Delhi government on Mar 10 floated global tenders for engagement of 375 electric buses under two clusters. This is the first phase of the total 1,000 buses the government plans to induct and the first batch is expected to hit the streets by the end of this year.
“This is the 1st phase of procurement of 1,000 e-buses,” state transport minister Kailash Gahlot said. On March 2, Delhi cabinet had approved the engagement of 1,000 low floor air-conditioned electric buses.
Delhi government claims that after the induction of these buses, Delhi will have more electric buses than all other cities of India put together and the highest number of electric buses in any city of the world after China.
The phase-wise engagement of 1,000 AC low floor electric buses will be under Gross Cost Model of contracting. The buses will be equipped with CCTV cameras, Automatic Vehicle Tracking System (AVTS), panic buttons and panic alarms, as per the specification finalised by the transport department.
These 1,000 buses will be parked and charged overnight at six ‘parent depots’ at East Vinod Nagar, Sarai Kale Khan, Rohini, Burari, Mudhela Kalan and Bamnauli depots. The responsibility to provide charging infrastructure in these depots will be shared by Delhi government and the concessionaire. The arrangements to provide power infrastructure at intermediate charging points along bus routes, which will be called ‘host depots’, will be the responsibility of the concessionaires.

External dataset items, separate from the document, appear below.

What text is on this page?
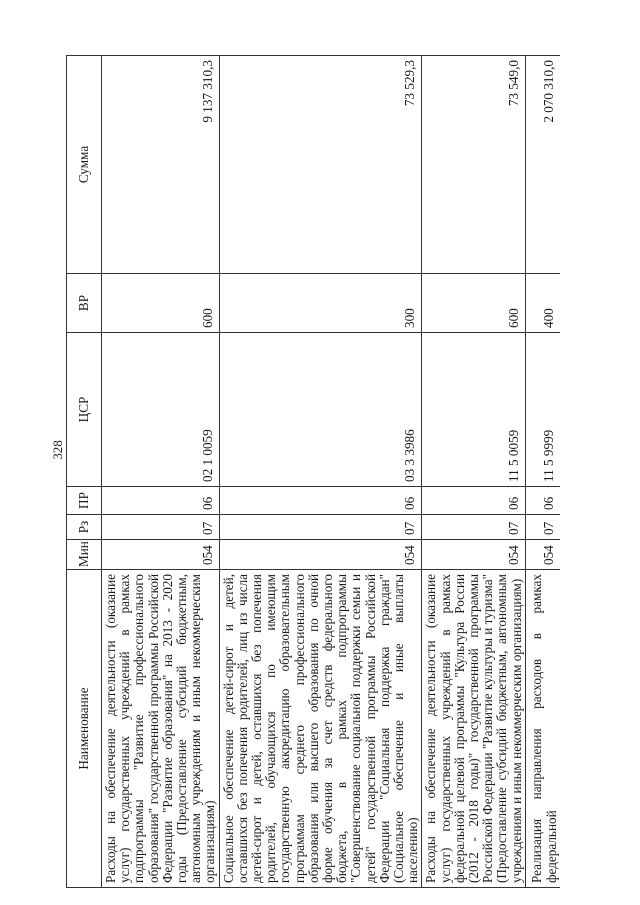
328
Наименование	Мин	Рз	ПР	ЦСР	ВР	Сумма
Расходы на обеспечение деятельности (оказание услуг) государственных учреждений в рамках подпрограммы "Развитие профессионального образования" государственной программы Российской Федерации "Развитие образования" на 2013 - 2020 годы (Предоставление субсидий бюджетным, автономным учреждениям и иным некоммерческим организациям)	054	07	06	02 1 0059	600	9 137 310,3
Социальное обеспечение детей-сирот и детей, оставшихся без попечения родителей, лиц из числа детей-сирот и детей, оставшихся без попечения родителей, обучающихся по имеющим государственную аккредитацию образовательным программам среднего профессионального образования или высшего образования по очной форме обучения за счет средств федерального бюджета, в рамках подпрограммы "Совершенствование социальной поддержки семьи и детей" государственной программы Российской Федерации "Социальная поддержка граждан" (Социальное обеспечение и иные выплаты населению)	054	07	06	03 3 3986	300	73 529,3
Расходы на обеспечение деятельности (оказание услуг) государственных учреждений в рамках федеральной целевой программы "Культура России (2012 - 2018 годы)" государственной программы Российской Федерации "Развитие культуры и туризма" (Предоставление субсидий бюджетным, автономным учреждениям и иным некоммерческим организациям)	054	07	06	11 5 0059	600	73 549,0
Реализация направления расходов в рамках федеральной	054	07	06	11 5 9999	400	2 070 310,0
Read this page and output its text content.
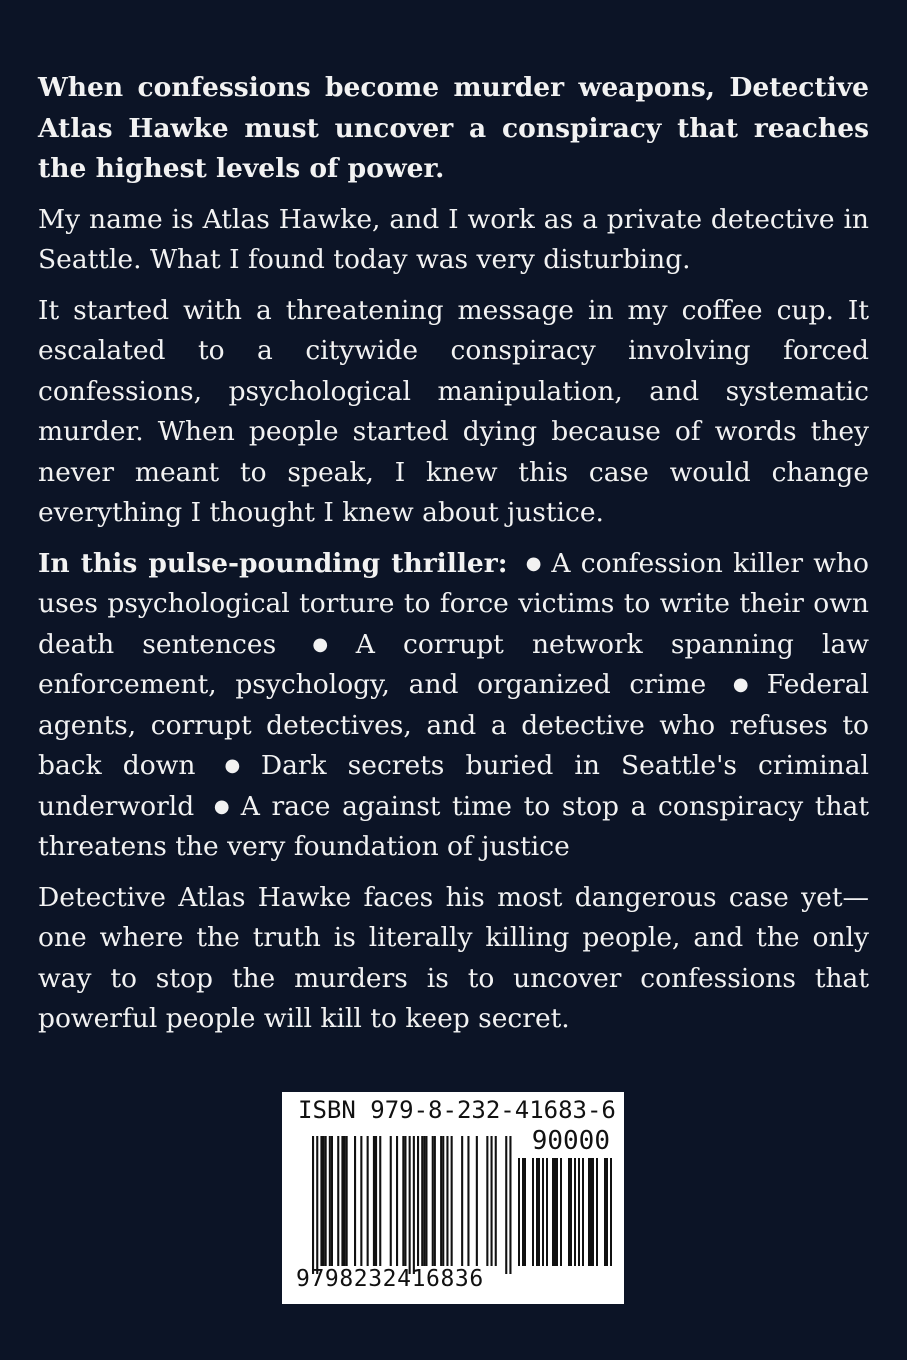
When confessions become murder weapons, Detective Atlas Hawke must uncover a conspiracy that reaches the highest levels of power.

My name is Atlas Hawke, and I work as a private detective in Seattle. What I found today was very disturbing.

It started with a threatening message in my coffee cup. It escalated to a citywide conspiracy involving forced confessions, psychological manipulation, and systematic murder. When people started dying because of words they never meant to speak, I knew this case would change everything I thought I knew about justice.

In this pulse-pounding thriller: ● A confession killer who uses psychological torture to force victims to write their own death sentences ● A corrupt network spanning law enforcement, psychology, and organized crime ● Federal agents, corrupt detectives, and a detective who refuses to back down ● Dark secrets buried in Seattle's criminal underworld ● A race against time to stop a conspiracy that threatens the very foundation of justice

Detective Atlas Hawke faces his most dangerous case yet—one where the truth is literally killing people, and the only way to stop the murders is to uncover confessions that powerful people will kill to keep secret.

ISBN 979-8-232-41683-6
90000
9798232416836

The bidders can choose between any of the operational models for running the buses — overnight charging only at parent depots (option A) or overnight charging and opportunity charging during the day at host depots (option B).
A subsidy of up to Rs 75 lakh per bus or 60 percent cost of the bus, whichever is lesser, shall be provided in three installments and as per the modalities in FAME-I scheme along with the safeguards as prescribed by Delhi government.
Interestingly, Delhi government’s push for electric vehicles comes at a time when the central government has also taken steps for electric mobility. After approving the second phase of Faster Adoption and Manufacturing of Electric Vehicles in India (FAME II) with an outlay of Rs 10,000 Cr to be invested over a period of three years, the government also suspended its Rs 7,500 Cr worth “Feebate” plan which involved increasing the taxes on petrol and diesel driven cars to create a surplus which would be then used to subsidise electric vehicles.
While the AAP government had also allocated Rs 100 Cr to the state electric vehicle fund in its 2019-20 budget and proposed an outlay of Rs 1,807 Cr for implementation of transport department’s various schemes, programmes and projects.
On the other hand, in March the cabinet has set the ball rolling for the National Mission on Transformative Mobility and Battery Storage with a charge to finalise the framework for a Phased Manufacturing Program (PMP). The program is aimed at localizing the production of electric vehicles (EV) and its components within the country.
All these are making the market players a bit overwhelmed. In the retrospect, not just for clean air but impending elections may be the reason behind all these moves.